Bom Comportamento é o terceiro longa deles. Tirando "Amor, Drogas e Nova York", o cinema dos irmãos, é quase um desconhecido no Brasil. Mas o magnetismo dos filmes é impressionante. Os tipos autodestrutivos desfilam em profusão na tela, só que em vez de causarem repulsa, apresentam um carisma cru do qual é realmente difícil se afastar.

Robert Pattinson, que por seu desempenho como Connie, vem sendo cotado para o próximo Oscar como melhor ator do ano, na verdade nunca tinha visto um filme dos irmãos Safdie. Mas ao se deparar com um still de cena da ex-dependente química Arielle Holmes em "Amor, Drogas e Nova York", se apressou em procurar os diretores.

Juntaram-se para criar um filme que inicialmente não tinha planejamento nem estrutura. Começaram com uma idéia, o drama de relacionamento entre um jovem fracassado e seu irmão deficiente mental. Pattinson e Bennie foram instigados a criar seus personagens como se fossem duas folhas em branco, a história ganhou corpo. O fato de uma estrela de Hollywood se envolver no projeto, trouxe os patrocinadores, e a produção ficou com um orçamento 30 vezes maior do que o último filme dos Safdie. Isso permitiu que avançassem para um plano inexplorado.

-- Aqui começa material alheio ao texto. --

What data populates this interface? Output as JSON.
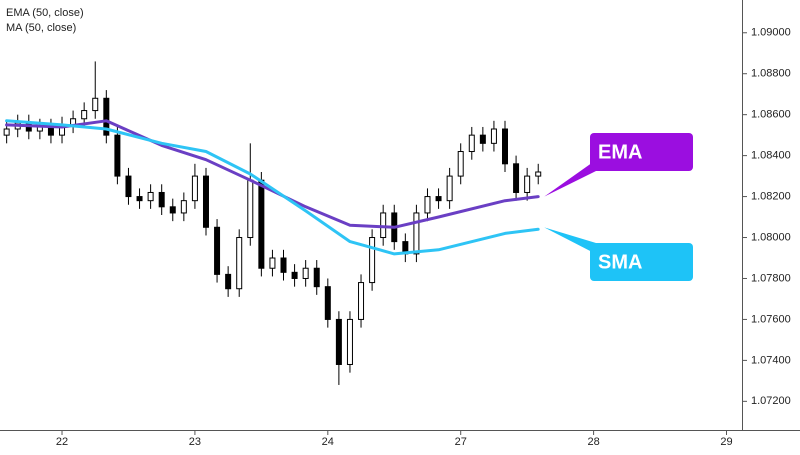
{
  "chart_data": {
    "type": "candlestick",
    "x": [
      7,
      8,
      9,
      10,
      11,
      12,
      13,
      14,
      15,
      16,
      17,
      18,
      19,
      20,
      21,
      22,
      23,
      24,
      25,
      26,
      27,
      28,
      29,
      30,
      31,
      32,
      33,
      34,
      35,
      36,
      37,
      38,
      39,
      40,
      41,
      42,
      43,
      44,
      45,
      46,
      47,
      48,
      49,
      50,
      51,
      52,
      53,
      54,
      55
    ],
    "open": [
      1.085,
      1.0853,
      1.0856,
      1.0852,
      1.0854,
      1.085,
      1.0855,
      1.0858,
      1.0862,
      1.0868,
      1.085,
      1.083,
      1.082,
      1.0818,
      1.0822,
      1.0815,
      1.0812,
      1.0818,
      1.083,
      1.0805,
      1.0782,
      1.0775,
      1.08,
      1.0828,
      1.0785,
      1.079,
      1.0783,
      1.078,
      1.0785,
      1.0776,
      1.076,
      1.0738,
      1.076,
      1.0778,
      1.08,
      1.0812,
      1.0798,
      1.0792,
      1.0812,
      1.082,
      1.0818,
      1.083,
      1.0842,
      1.085,
      1.0846,
      1.0853,
      1.0836,
      1.0822,
      1.083
    ],
    "high": [
      1.0857,
      1.086,
      1.086,
      1.0858,
      1.0858,
      1.0859,
      1.0862,
      1.0866,
      1.0886,
      1.0872,
      1.0854,
      1.0834,
      1.0824,
      1.0826,
      1.0826,
      1.0819,
      1.0822,
      1.0836,
      1.0834,
      1.0809,
      1.0786,
      1.0804,
      1.0846,
      1.0832,
      1.0794,
      1.0794,
      1.0787,
      1.0789,
      1.0789,
      1.078,
      1.0764,
      1.0764,
      1.0782,
      1.0804,
      1.0816,
      1.0816,
      1.0802,
      1.0816,
      1.0824,
      1.0824,
      1.0834,
      1.0846,
      1.0854,
      1.0854,
      1.0857,
      1.0857,
      1.084,
      1.0834,
      1.0836
    ],
    "low": [
      1.0846,
      1.0849,
      1.0848,
      1.0848,
      1.0846,
      1.0846,
      1.0851,
      1.0854,
      1.0858,
      1.0846,
      1.0826,
      1.0816,
      1.0814,
      1.0814,
      1.0811,
      1.0808,
      1.0808,
      1.0814,
      1.0801,
      1.0778,
      1.0771,
      1.0771,
      1.0796,
      1.0781,
      1.0781,
      1.0779,
      1.0776,
      1.0776,
      1.0772,
      1.0756,
      1.0728,
      1.0734,
      1.0756,
      1.0774,
      1.0796,
      1.0794,
      1.0788,
      1.0788,
      1.0808,
      1.0814,
      1.0814,
      1.0826,
      1.0838,
      1.0842,
      1.0842,
      1.0832,
      1.0818,
      1.0818,
      1.0826
    ],
    "close": [
      1.0853,
      1.0856,
      1.0852,
      1.0854,
      1.085,
      1.0855,
      1.0858,
      1.0862,
      1.0868,
      1.085,
      1.083,
      1.082,
      1.0818,
      1.0822,
      1.0815,
      1.0812,
      1.0818,
      1.083,
      1.0805,
      1.0782,
      1.0775,
      1.08,
      1.0828,
      1.0785,
      1.079,
      1.0783,
      1.078,
      1.0785,
      1.0776,
      1.076,
      1.0738,
      1.076,
      1.0778,
      1.08,
      1.0812,
      1.0798,
      1.0792,
      1.0812,
      1.082,
      1.0818,
      1.083,
      1.0842,
      1.085,
      1.0846,
      1.0853,
      1.0836,
      1.0822,
      1.083,
      1.0832
    ],
    "up_color": "#ffffff",
    "down_color": "#000000",
    "series": [
      {
        "name": "EMA (50, close)",
        "color": "#6a3fc4",
        "x": [
          7,
          12,
          16,
          21,
          25,
          29,
          34,
          38,
          42,
          46,
          52,
          55
        ],
        "values": [
          1.0855,
          1.0854,
          1.0857,
          1.0845,
          1.0838,
          1.0828,
          1.0815,
          1.0806,
          1.0805,
          1.081,
          1.0818,
          1.082
        ]
      },
      {
        "name": "MA (50, close)",
        "color": "#2ec4f5",
        "x": [
          7,
          12,
          16,
          21,
          25,
          29,
          34,
          38,
          42,
          46,
          52,
          55
        ],
        "values": [
          1.0857,
          1.0855,
          1.0853,
          1.0846,
          1.0842,
          1.0831,
          1.0813,
          1.0798,
          1.0792,
          1.0794,
          1.0802,
          1.0804
        ]
      }
    ],
    "annotations": [
      {
        "text": "EMA",
        "color": "#9b0ee0"
      },
      {
        "text": "SMA",
        "color": "#1ec3f7"
      }
    ],
    "xlim": [
      6.4,
      73.4
    ],
    "xticks": [
      {
        "value": 12,
        "label": "22"
      },
      {
        "value": 24,
        "label": "23"
      },
      {
        "value": 36,
        "label": "24"
      },
      {
        "value": 48,
        "label": "27"
      },
      {
        "value": 60,
        "label": "28"
      },
      {
        "value": 72,
        "label": "29"
      }
    ],
    "ylim": [
      1.0706,
      1.0916
    ],
    "yticks": [
      {
        "value": 1.072,
        "label": "1.07200"
      },
      {
        "value": 1.074,
        "label": "1.07400"
      },
      {
        "value": 1.076,
        "label": "1.07600"
      },
      {
        "value": 1.078,
        "label": "1.07800"
      },
      {
        "value": 1.08,
        "label": "1.08000"
      },
      {
        "value": 1.082,
        "label": "1.08200"
      },
      {
        "value": 1.084,
        "label": "1.08400"
      },
      {
        "value": 1.086,
        "label": "1.08600"
      },
      {
        "value": 1.088,
        "label": "1.08800"
      },
      {
        "value": 1.09,
        "label": "1.09000"
      }
    ]
  }
}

Isso poderia ter resultado, com seus ritmos fortes e esquemáticos, numa peça de segunda-categoria, mas a direção dos Safdie tem uma intensidade pulsante perfeitamente complementada pelo balanço eletrônico da trilha de Oneohtrix Point Never.

Não é pouco de se ver em um filme.

No decorrer, Bom Comportamento produz uma sucessão deslumbrante e arrebatadora de humores. Os diretores exercitam seus prodigiosos talentos visuais com comedimento incomum, e mantém alguns de seus desejos mais conflitantes em cheque. Como o filme é tão medido, tão melódico em suas explosões de invenção, o que poderia ser irritante, soa eletrizante. Por fim, a forma como os laços entre os dois irmãos em paralelo vão se afrouxando até parecerem irremediavelmente distantes, é uma evocação tão agridoce e sincera da realidade, que sobra muito pouco a nutrir do sonho americano.

Não estranhe se, por acaso, você sair do cinema com a sensação de ter visto o melhor filme norte-americano do ano.